This month, Magis introduces you to Jesuit-educated alumni Nancy and Clay Walton–House, a mother and son duo who are "Living the Mission" of Jesuit education in their everyday lives. Having both graduated from Seattle University (1964 and 2007, respectively), Nancy and Clay remain connected to their Jesuit-education through Magis programs and the community it offers, as well as how they live the sense of Magis as a way of being.
For Nancy, Magis at Seattle University has allowed her to meaningfully connect with alumni who can "share an Ignatian approach to being and doing." She feels this helps her to "remain committed and focused on what matters the most in life – being a person for others." Over the last five years, Nancy has participated in Magis programs such as the Justice Education Forum, Alumni Day of Prayer and Engaging Justice Advocacy Workshop. When asked what the term Magis means to her in her everyday life, Nancy responds: "Magis inspires and challenges me to live the values and practice the behaviors called for by our faith tradition… [it] requires me to embody my faith everyday in every way possible… [and] calls me to choose justice and the common good whenever possible." A moment of Nancy's living the out the sense of Magis in her life was during her experience as a facilitator of a weekly counseling group at Monroe Reformatory for two years. She learned a lot about the inmates' personal histories and how a lack of love and attentive parenting affected their choices and behavior. She claims "This was one of the best learning experiences I've ever had and I became a more compassionate person because of it."
Nancy is not the only one who has been shaped by their experience of Magis at Seattle University. Clay's primary involvement with Magis has been through the Contemplative Leaders in Action Leadership Program, otherwise known as C.L.I.A., a two-year cohort program of eighteen Jesuit-educated alumni in their 20's and 30's, and is comprised of alumni from universities such as Gonzaga, Creighton, Santa Clara, Boston College, Xavier, Saint Louis University, and Seattle University. Clay actually found out about the C.L.I.A. program through his mother, who had read about the opportunity in the Magis eNewsletter. "This program has been an incredible experience that is helping me drive my own personal development in a way consistent with Jesuit teaching, as well as my own personal and professional goals… the group has become a tight-knit support network for each other", says Clay. Further, Clay talks about C.L.I.A. and other Magis programs as a sort of "home coming", since after graduating, he had less frequent contact with a Jesuit based faith community. "CLIA has given me a group of incredibly intelligent, insightful, and faith-based people with whom I'm able to draw immense energy and inspiration to do good in this world for myself, and for others." For him, Magis means "perspective", and challenges to ask the question, "How are you incorporating your faith, values, and mission into your life to the extent that you see and interact with the world differently?" This question is one he is currently exploring through his involvement with Magis at Seattle University.

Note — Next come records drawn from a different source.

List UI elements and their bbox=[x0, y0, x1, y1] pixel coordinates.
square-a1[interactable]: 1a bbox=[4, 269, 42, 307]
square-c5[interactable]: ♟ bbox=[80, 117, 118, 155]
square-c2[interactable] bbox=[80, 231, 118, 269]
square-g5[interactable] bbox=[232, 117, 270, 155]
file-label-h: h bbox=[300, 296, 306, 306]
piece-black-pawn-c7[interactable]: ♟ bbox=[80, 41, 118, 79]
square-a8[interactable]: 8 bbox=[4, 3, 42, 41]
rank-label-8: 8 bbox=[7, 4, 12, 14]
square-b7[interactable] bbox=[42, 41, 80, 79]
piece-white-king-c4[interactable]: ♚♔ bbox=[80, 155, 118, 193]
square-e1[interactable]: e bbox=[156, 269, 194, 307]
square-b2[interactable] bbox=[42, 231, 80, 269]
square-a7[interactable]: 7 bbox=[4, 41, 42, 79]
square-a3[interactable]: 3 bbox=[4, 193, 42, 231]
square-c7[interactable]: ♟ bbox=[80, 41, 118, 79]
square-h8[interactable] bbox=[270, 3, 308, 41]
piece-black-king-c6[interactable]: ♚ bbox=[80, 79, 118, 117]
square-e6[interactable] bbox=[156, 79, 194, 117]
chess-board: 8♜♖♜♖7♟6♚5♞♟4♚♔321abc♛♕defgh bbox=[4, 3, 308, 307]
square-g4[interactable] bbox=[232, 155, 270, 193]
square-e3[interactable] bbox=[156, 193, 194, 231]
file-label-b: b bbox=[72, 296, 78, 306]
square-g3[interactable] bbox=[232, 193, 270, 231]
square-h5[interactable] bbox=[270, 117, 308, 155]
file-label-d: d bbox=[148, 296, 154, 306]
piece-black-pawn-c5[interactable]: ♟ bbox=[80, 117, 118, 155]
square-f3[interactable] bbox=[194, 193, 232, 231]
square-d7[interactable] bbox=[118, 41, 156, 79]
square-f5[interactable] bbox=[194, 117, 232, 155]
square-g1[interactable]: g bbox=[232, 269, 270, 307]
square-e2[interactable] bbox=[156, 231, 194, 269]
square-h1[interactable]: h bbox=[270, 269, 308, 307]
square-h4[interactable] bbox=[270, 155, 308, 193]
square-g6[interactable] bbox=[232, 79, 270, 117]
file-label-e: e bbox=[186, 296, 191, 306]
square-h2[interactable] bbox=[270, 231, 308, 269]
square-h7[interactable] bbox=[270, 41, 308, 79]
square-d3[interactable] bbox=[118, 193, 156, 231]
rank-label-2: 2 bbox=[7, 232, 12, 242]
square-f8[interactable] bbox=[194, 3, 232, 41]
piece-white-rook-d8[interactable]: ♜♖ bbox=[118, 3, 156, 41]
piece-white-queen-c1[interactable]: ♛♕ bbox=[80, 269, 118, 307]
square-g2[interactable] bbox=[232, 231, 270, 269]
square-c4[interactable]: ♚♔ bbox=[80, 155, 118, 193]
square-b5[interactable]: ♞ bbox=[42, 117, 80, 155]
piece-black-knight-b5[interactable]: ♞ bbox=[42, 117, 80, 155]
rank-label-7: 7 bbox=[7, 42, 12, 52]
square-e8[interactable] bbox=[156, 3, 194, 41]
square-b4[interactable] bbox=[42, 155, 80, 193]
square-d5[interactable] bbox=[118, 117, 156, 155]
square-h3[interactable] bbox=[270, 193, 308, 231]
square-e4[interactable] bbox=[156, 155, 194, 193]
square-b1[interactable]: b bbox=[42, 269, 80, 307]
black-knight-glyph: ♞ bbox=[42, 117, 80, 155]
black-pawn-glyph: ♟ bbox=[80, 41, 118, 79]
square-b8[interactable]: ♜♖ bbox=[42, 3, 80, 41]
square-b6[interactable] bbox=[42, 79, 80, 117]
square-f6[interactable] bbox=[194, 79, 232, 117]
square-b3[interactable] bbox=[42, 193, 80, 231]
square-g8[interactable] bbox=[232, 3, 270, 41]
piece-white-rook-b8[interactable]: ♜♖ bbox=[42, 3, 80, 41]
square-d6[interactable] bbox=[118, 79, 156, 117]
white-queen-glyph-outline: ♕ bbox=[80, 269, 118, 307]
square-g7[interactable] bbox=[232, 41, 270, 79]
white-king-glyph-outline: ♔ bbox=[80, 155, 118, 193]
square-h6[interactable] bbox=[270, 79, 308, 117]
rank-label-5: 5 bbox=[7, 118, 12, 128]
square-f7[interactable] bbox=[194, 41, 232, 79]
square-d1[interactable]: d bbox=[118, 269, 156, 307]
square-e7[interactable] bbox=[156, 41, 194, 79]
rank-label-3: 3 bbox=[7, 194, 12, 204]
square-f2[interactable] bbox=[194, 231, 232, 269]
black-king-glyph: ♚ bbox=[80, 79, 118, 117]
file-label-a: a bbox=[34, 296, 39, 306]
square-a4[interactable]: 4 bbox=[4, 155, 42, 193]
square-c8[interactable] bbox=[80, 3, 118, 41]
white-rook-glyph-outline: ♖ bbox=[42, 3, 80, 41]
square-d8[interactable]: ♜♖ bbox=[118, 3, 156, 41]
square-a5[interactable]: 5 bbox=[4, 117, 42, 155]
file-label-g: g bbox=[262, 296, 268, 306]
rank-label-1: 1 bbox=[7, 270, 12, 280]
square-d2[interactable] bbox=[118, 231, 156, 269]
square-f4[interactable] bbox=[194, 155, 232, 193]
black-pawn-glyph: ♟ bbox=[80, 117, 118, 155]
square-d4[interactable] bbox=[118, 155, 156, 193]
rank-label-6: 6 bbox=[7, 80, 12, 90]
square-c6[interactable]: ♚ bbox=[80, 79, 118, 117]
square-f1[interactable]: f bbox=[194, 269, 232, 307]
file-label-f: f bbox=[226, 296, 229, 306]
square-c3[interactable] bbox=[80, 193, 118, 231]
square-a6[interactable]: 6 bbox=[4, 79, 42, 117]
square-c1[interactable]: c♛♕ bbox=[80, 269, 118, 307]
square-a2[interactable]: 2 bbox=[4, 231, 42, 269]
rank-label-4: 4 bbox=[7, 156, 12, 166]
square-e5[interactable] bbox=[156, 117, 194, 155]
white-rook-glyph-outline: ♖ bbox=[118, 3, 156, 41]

For both Nancy and Clay, Magis has clearly had a great impact on their lives, and they are hopeful that other Jesuit-educated alumni will join the growing Magis community in the Puget Sound. "If we build a strong community and work collaboratively, we could be a very positive and significant influence for justice and peace in our families, workplaces, communities, country and world." Clay's hope is that more individuals would experience the "home coming" that Magis has to offer. "Our Jesuit educations prepared us for a life of mission, but as we leave those university institutions we often find ourselves growing distant from the fire that was once lit within. Magis offers to reignite that flame, and as C.L.I.A. has done for me, I hope the same can be done for others."